Sigmund Freud, Extrait de L'interprétation des rêves

     Rassurez-moi, vous aussi vous faîtes des rêves débiles parfois? Hein? Allez, avouez, c'est pour la bonne cause (la mienne)!

     Les rêves, chez moi, c'est toujours par périodes. Pendant x temps, je ne vais pas m'en rappeler au réveil et avoir l'impression de ne pas en avoir fait (paraît-il que, qu'on s'en rappelle ou pas, on rêve toutes les nuits), puis suit une période de nuits où je ne vais pas cesser d'enchaîner les rêves et cauchemars, avec le sentiment de ne pas passer une minute tranquille et de voir plus de monde en une nuit qu'en tout un mois.
Et ces temps-ci, je suis entrée dans le cycle du cinéma de minuit des rêves à gogo. Genre, je me réveille le matin avec plein d'histoires ou d'images qui me sont venues durant la nuit. Si encore elles étaient intéressantes!
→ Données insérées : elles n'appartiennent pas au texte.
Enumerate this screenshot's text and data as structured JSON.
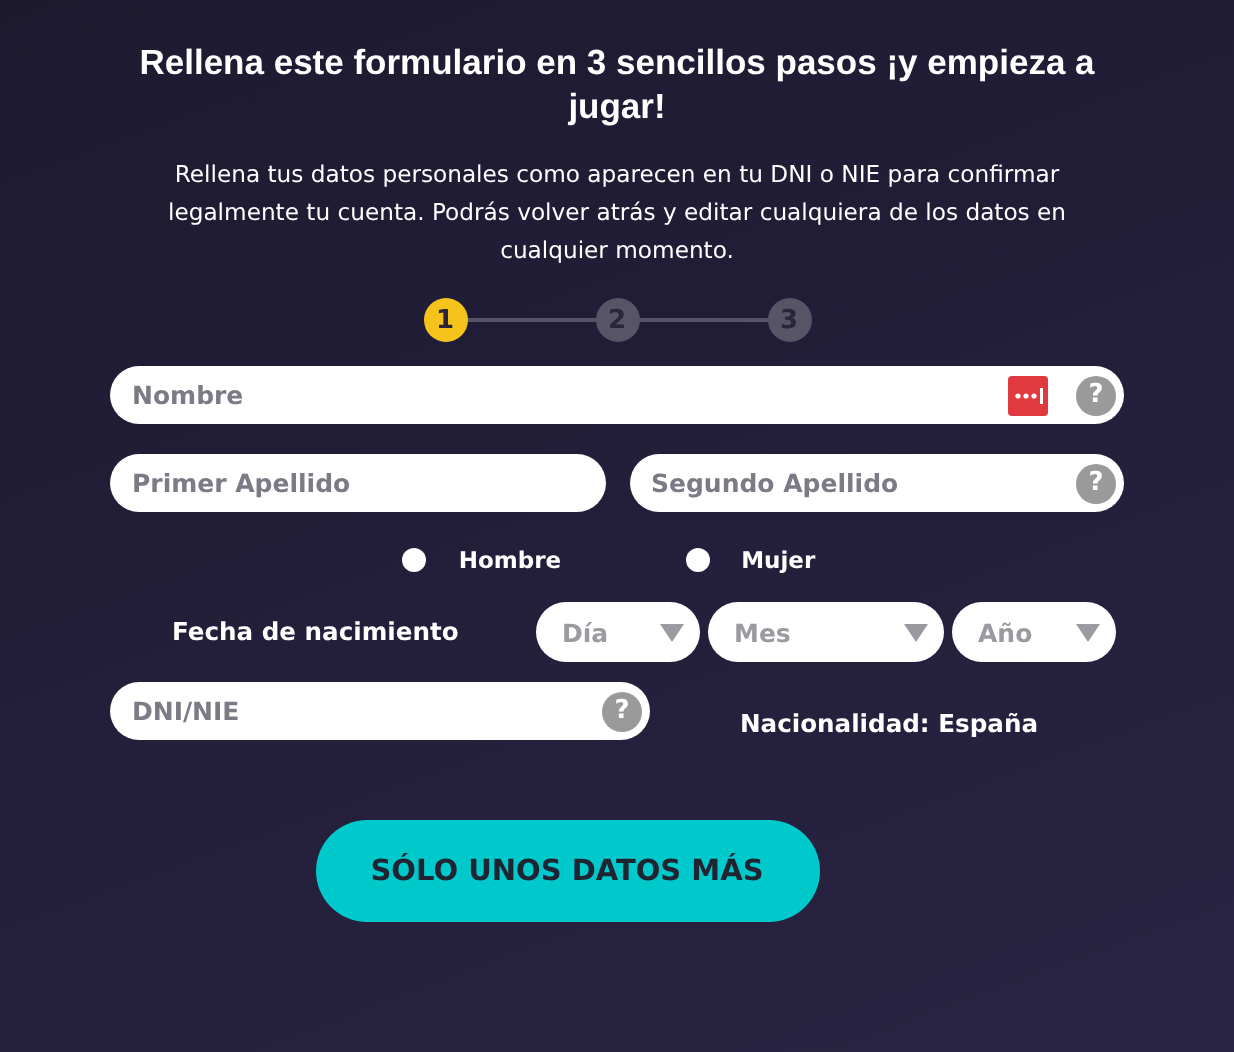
{
  "title": "Rellena este formulario en 3 sencillos pasos ¡y empieza a jugar!",
  "intro": "Rellena tus datos personales como aparecen en tu DNI o NIE para confirmar legalmente tu cuenta. Podrás volver atrás y editar cualquiera de los datos en cualquier momento.",
  "steps": [
    {
      "label": "1",
      "selected": true
    },
    {
      "label": "2",
      "selected": false
    },
    {
      "label": "3",
      "selected": false
    }
  ],
  "name_field": {
    "placeholder": "Nombre",
    "help": "?"
  },
  "surname_fields": [
    {
      "placeholder": "Primer Apellido"
    },
    {
      "placeholder": "Segundo Apellido",
      "help": "?"
    }
  ],
  "gender": [
    {
      "label": "Hombre",
      "selected": false
    },
    {
      "label": "Mujer",
      "selected": false
    }
  ],
  "birth_date": {
    "label": "Fecha de nacimiento",
    "selects": [
      {
        "placeholder": "Día"
      },
      {
        "placeholder": "Mes"
      },
      {
        "placeholder": "Año"
      }
    ]
  },
  "id_field": {
    "placeholder": "DNI/NIE",
    "help": "?"
  },
  "nationality": "Nacionalidad: España",
  "submit": "SÓLO UNOS DATOS MÁS"
}
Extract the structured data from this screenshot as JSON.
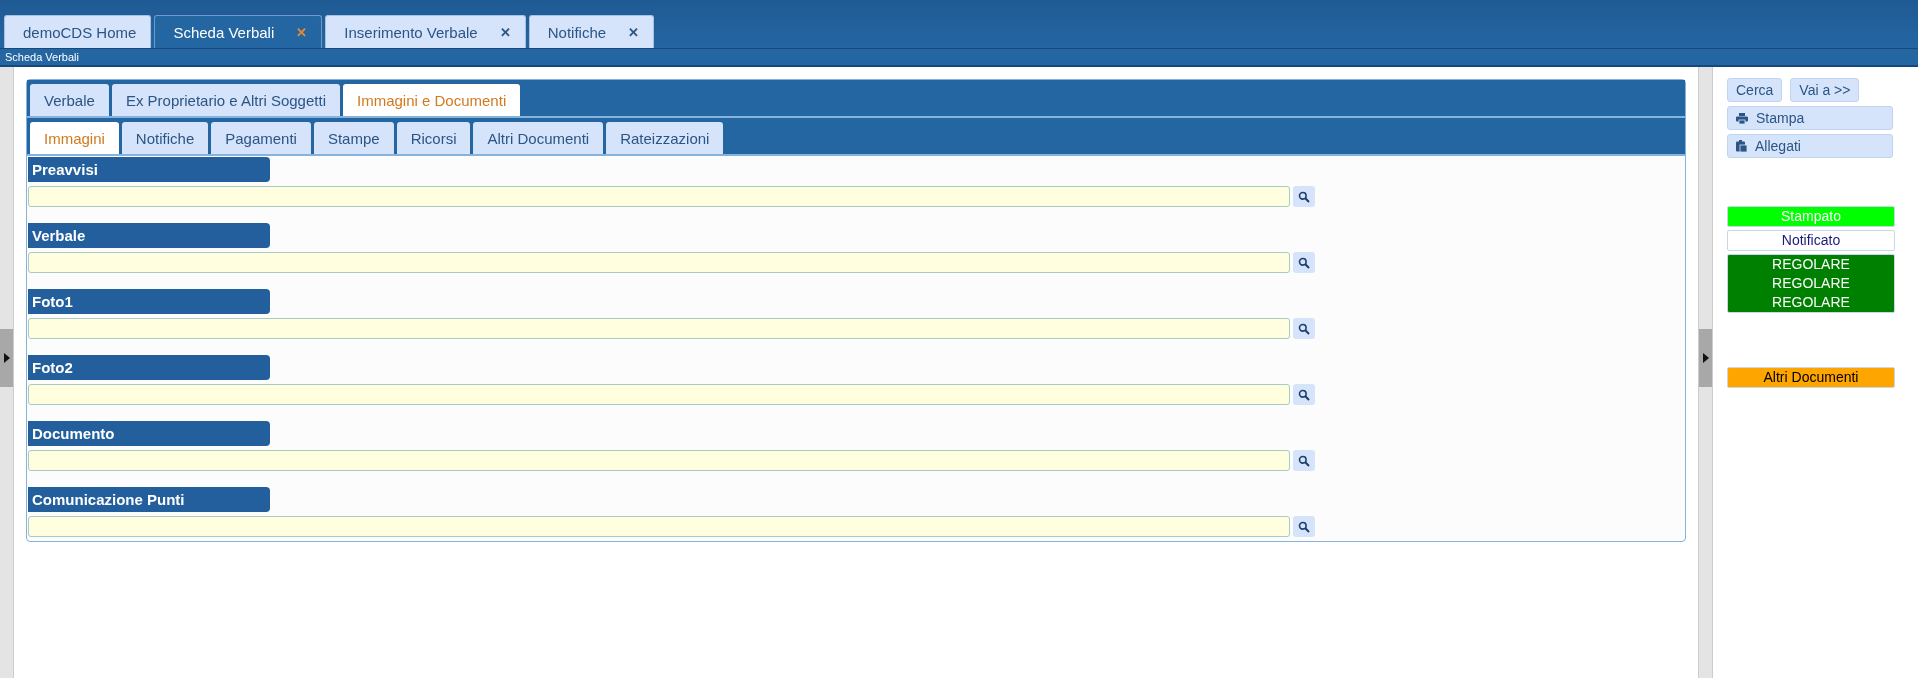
{
  "window_tabs": [
    {
      "label": "demoCDS Home",
      "selected": false,
      "closable": false
    },
    {
      "label": "Scheda Verbali",
      "selected": true,
      "closable": true
    },
    {
      "label": "Inserimento Verbale",
      "selected": false,
      "closable": true
    },
    {
      "label": "Notifiche",
      "selected": false,
      "closable": true
    }
  ],
  "close_glyph": "✕",
  "page_title": "Scheda Verbali",
  "main_tabs": [
    {
      "label": "Verbale",
      "selected": false
    },
    {
      "label": "Ex Proprietario e Altri Soggetti",
      "selected": false
    },
    {
      "label": "Immagini e Documenti",
      "selected": true
    }
  ],
  "sub_tabs": [
    {
      "label": "Immagini",
      "selected": true
    },
    {
      "label": "Notifiche",
      "selected": false
    },
    {
      "label": "Pagamenti",
      "selected": false
    },
    {
      "label": "Stampe",
      "selected": false
    },
    {
      "label": "Ricorsi",
      "selected": false
    },
    {
      "label": "Altri Documenti",
      "selected": false
    },
    {
      "label": "Rateizzazioni",
      "selected": false
    }
  ],
  "sections": [
    {
      "label": "Preavvisi"
    },
    {
      "label": "Verbale"
    },
    {
      "label": "Foto1"
    },
    {
      "label": "Foto2"
    },
    {
      "label": "Documento"
    },
    {
      "label": "Comunicazione Punti"
    }
  ],
  "side_buttons": {
    "row": [
      {
        "label": "Cerca"
      },
      {
        "label": "Vai a >>"
      }
    ],
    "wide": [
      {
        "label": "Stampa",
        "kind": "print"
      },
      {
        "label": "Allegati",
        "kind": "attachments"
      }
    ]
  },
  "status_badges": [
    {
      "lines": [
        "Stampato"
      ],
      "color": "#00ff00"
    },
    {
      "lines": [
        "Notificato"
      ],
      "color": "#ffffff"
    },
    {
      "lines": [
        "REGOLARE",
        "REGOLARE",
        "REGOLARE"
      ],
      "color": "#008000"
    }
  ],
  "extra_badge": {
    "lines": [
      "Altri Documenti"
    ],
    "color": "#ffa500"
  }
}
     Un petit exemple de rêve débile? D'accord, mais c'est donnant-donnant! (j'aime bien parler dans le vide. En même temps, c'est pour ça que j'ai un blog, non?) La nuit dernière, donc, j'ai rêvé, tenez-vous bien, que j'étais dans un magasin avec mes parents (si si) et que j'achetais une cafetière, tout ça parce qu'elle n'était pas chère. Une fois passé la caisse, je réalisais que j'en avais déjà une, que, qui plus est, je ne m'en sers pas, et donc je retournais la rendre. Voilà voilà... Super passionnant, non?
     La famille a un rôle primordial dans mes rêves. Elle est souvent présente, en particulier mes parents, avec qui je m'engueule souvent. Ils m'énervent, mais ils m'énervent, dans mes rêves! Limite si je ne leur en veux pas à mon réveil et si je ne suis pas prête à leur passer un coup de fil pour leur passer un savon!
     Et puis il y a les amis, bien sûr. Avec eux, pas d'engueulade, non. C'est juste que je ne sais pas ce qu'ils foutent là, dans mes rêves. Je pourrais leur dire : "Tiens, j'ai rêvé de toi cette nuit!", mais ils me demanderaient alors, je suppose (enfin moi je le ferais), ce qu'ils y faisaient, et ce qui s'y passait, et je serais alors généralement dans l'obligation de leur répondre "Ben, rien, en fait..."
Passionnant.
     Il y a bien entendu aussi, les rêves récurrents. De ceux que l'on fait sans cesse, depuis des années, avec quelques variantes, sans savoir pourquoi. Le mien est toujours lié au vertige. Quand j'étais jeune (je déteste ce morceau de phrase qui fait tout de suite passer la personne qui la prononce pour une vieille pastèque), quand j'étais gamine, donc, le rêve était toujours le même : je me voyais sur le bord d'un immeuble (vous savez, comme dans les films, ces immeubles avec rebord qui fait tout le tour du bâtiment en suivant les fenêtres et sur lequel doit marcher le héros pour s'en tirer), prête à tomber, et je ressentais le vertige avec une trouille inimaginable. Le rêve cessait au moment même où je sentais que j'allais chuter.
     Et il y a deux nuits, ça n'a pas raté : me voilà en haut d'un mur large d'environ 1 mètre, d'une hauteur que je ne pourrais même pas estimer (genre, le vide, et on ne voit même pas le fond). Il y a une carte, sur le mur, devant moi. Je dois la ramasser et traverser le mur (ne me demandez pas pourquoi!). Mais bien sûr, vertige, je ne peux pas traverser debout. Je m'étale de tout mon long (ok, pas très long...) pour ramper élégamment (hum). Mais voilà t'y pas qu'en fait, le mur penche, et je glisse... et me réveille.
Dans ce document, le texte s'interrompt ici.